I obviously missed this ;)

Comment 7 Seth Vidal 2006-01-07 14:12:47 UTC
If you read the manpage you'll note that metadata_expire can be set per-repo.

just set it there.



Comment 8 Ralf Corsepius 2006-01-07 17:30:56 UTC
(In reply to comment #7)
> just set it there.
That's what I did, but ...

The problem is: Your update changed the default being used, during the life time
of the distribution and broke existing installations.

That's something which should not have happened.



Comment 9 Seth Vidal 2006-01-07 21:53:42 UTC
no the update added the feature.

it's a NEW feature and it hardly broke anything.

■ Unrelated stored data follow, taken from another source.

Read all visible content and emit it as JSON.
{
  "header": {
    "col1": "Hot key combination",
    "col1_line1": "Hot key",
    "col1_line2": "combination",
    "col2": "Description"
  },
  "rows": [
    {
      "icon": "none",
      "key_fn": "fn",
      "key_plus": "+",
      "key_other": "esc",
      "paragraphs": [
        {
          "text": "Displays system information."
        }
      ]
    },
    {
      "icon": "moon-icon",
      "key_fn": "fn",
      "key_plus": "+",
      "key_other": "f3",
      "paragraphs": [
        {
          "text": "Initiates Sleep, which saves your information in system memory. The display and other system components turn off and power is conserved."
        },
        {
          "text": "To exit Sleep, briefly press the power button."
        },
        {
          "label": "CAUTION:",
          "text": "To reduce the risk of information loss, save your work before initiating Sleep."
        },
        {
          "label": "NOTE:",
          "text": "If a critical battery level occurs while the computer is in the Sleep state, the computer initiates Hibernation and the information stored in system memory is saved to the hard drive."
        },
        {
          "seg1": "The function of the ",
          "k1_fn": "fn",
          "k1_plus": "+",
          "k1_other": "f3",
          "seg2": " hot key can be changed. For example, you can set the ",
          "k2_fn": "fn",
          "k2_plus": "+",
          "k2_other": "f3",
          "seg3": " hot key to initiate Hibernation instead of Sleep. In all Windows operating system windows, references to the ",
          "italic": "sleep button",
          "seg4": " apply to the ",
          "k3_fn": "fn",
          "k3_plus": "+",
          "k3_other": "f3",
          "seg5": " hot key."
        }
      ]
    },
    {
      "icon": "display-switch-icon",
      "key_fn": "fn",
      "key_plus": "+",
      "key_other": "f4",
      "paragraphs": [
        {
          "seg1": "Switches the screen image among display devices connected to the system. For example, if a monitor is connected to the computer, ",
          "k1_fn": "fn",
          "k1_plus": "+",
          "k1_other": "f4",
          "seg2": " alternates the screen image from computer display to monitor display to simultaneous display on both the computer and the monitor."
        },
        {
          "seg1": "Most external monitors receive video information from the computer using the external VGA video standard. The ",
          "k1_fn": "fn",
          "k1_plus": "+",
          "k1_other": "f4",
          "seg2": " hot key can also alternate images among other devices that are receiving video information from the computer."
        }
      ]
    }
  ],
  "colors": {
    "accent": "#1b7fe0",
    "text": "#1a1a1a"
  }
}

All it does is make a user wait AT MOST 30 minutes before being able to get
fresh metadata OR they can clean the metadata and reset the expiration time.

I'm closing this b/c what you're complaining about now is not a bug.


Comment 10 Ralf Corsepius 2006-01-08 02:30:30 UTC
(In reply to comment #9)
> no the update added the feature.
Grrrr - The update changed the behavior.

> it's a NEW feature and it hardly broke anything.
It changed the behavior and broke the behavior in situation like mine.